Enfin, troisième exposition de ce soir : nous nous réjouissons de la présence parmi nous dans notre ville de l’artiste Christina Kubisch, et des trois co-organisateurs de l’exposition qui lui est consacrée. Comme l’attestent les archives disposées dans le patio, l’artiste revient sur les traces « d’un crime » commis en 1985 dans une certaine Maison de la Culture rennaise. Nous accueillons cette fois pour deux mois une de ses installations nourrie de huit années d’exploration artistique vivante. Christina Kubish est une artiste allemande, fascinée depuis près de cinquante années, par la dimension invisible et inaudible qui habite notre perception présente. Notre sensibilité contemporaine est soumise à un bain constant d’ondes électro-magnétiques que notre artiste révèle de façon tangible. Outre que l’œuvre rejoint des inquiétudes légitimes sur l’inocuité de ces fumées que nous traversons au quotidien, elle peut questionner sur le silence dans notre société technologique. Peut-on sincèrement encore le demander ?

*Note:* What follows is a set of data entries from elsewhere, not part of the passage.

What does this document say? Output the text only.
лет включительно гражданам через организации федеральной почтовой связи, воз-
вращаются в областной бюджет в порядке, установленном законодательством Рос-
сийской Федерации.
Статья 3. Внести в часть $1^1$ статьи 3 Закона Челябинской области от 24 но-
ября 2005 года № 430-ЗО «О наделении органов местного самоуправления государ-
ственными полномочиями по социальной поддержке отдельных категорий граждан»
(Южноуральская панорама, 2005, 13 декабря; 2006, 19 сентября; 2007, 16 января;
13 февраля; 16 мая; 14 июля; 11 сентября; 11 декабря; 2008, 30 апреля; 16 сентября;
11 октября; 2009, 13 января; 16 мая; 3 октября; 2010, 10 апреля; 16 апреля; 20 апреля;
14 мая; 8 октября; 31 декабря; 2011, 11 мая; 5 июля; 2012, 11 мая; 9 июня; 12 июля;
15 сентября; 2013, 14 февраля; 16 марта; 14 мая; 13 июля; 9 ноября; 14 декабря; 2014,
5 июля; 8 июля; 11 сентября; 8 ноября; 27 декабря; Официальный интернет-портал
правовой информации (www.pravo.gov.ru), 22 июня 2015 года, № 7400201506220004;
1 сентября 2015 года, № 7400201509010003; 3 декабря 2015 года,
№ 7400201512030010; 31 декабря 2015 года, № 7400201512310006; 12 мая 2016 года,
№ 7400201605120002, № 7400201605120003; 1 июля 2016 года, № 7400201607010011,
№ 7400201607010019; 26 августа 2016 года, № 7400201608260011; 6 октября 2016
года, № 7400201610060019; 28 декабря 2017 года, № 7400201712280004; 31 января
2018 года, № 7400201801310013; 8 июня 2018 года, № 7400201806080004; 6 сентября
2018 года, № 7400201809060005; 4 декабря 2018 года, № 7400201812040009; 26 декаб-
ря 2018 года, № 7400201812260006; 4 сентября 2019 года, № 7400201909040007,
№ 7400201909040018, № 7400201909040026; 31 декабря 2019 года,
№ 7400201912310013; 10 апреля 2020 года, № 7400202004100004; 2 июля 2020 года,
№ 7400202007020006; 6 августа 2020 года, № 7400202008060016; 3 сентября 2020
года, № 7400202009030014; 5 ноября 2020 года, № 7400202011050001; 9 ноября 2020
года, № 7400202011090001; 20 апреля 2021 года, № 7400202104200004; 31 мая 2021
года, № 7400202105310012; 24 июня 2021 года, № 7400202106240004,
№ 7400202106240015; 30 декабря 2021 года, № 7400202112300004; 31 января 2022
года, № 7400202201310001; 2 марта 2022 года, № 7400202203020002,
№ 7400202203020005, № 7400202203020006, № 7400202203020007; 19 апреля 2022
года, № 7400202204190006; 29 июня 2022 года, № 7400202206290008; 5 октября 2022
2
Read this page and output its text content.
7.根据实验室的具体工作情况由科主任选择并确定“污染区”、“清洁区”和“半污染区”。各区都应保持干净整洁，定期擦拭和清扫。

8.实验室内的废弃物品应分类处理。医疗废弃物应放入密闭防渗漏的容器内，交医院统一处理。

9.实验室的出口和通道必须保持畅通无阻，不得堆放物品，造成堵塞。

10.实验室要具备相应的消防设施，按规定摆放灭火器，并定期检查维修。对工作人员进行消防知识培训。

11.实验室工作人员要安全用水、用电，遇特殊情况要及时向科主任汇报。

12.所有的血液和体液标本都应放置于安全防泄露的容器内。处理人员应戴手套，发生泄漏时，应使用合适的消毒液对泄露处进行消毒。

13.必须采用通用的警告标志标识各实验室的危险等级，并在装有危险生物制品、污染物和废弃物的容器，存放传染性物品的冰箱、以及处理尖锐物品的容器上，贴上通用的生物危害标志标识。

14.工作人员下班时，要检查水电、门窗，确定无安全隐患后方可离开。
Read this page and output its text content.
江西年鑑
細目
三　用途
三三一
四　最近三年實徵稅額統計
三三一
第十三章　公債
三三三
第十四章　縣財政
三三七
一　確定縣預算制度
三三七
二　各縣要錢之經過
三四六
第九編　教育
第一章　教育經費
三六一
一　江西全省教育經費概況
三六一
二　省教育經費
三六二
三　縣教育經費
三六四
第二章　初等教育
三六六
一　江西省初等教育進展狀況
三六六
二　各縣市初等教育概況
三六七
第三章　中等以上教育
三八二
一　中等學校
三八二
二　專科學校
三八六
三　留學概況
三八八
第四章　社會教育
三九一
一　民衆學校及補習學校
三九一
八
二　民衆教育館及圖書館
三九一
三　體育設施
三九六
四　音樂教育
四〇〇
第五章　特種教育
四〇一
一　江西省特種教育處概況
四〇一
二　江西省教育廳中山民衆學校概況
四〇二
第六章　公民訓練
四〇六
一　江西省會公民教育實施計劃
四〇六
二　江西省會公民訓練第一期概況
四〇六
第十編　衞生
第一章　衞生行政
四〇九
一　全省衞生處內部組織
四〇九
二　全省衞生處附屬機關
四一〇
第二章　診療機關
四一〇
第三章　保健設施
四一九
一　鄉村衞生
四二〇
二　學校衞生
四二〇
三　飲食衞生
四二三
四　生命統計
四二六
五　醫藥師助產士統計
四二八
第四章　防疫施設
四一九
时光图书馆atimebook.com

Clélia Barbut, Docteure en sociologie et en histoire de l’art contemporain a aidé les deux commissaires Damien Simon, Directeur artistique du Bon Accueil (lieu rennais d’art contemporain sonore) et Anne Zeitz, Maître de conférences en arts plastiques. Ils nous en diront peut-être plus dans quelques minutes à propos de leur démarche autour de l’œuvre sonore intitulée « Cloud ». Qu’ils soient en attendant remerciés pour leur investissement. Merci aussi à Christina Kubisch.

Je terminerai mon intervention inaugurale, en revenant à Voltaire une dernière fois. Trois siècles après le siècle des Lumières, force est de constater que l’art n’a pas rendu les hommes meilleurs. Mais écoutons ce philosophe qui , il y a trois siècles, voulait « chasser l’infâme », comme il le signait sur ses lettres. Son propos était quelque peu inquiétant : « (…) où les hommes et les femmes ne se rassemblent point, (…) l’esprit est rétréci, sa pointe s’émousse, il n’a pas de quoi se former le goût. » Je voudrais vous remercier, vous, les artistes, et tous les organisateurs de ces réunions autour des œuvres d’art, de nous offrir des occasions de goût. Je remercie aussi au nom de la Ville, les conservateurs et conservatrices, les directeurs, les agents de la Ville et tous nos partenaires, à Rennes et ailleurs, sans qui l’esprit manquerait de piquant et de sel. Enfin, merci aussi à vous public, de venir vous réunir et aiguiser votre goût.

Merci de votre fidélité à votre musée.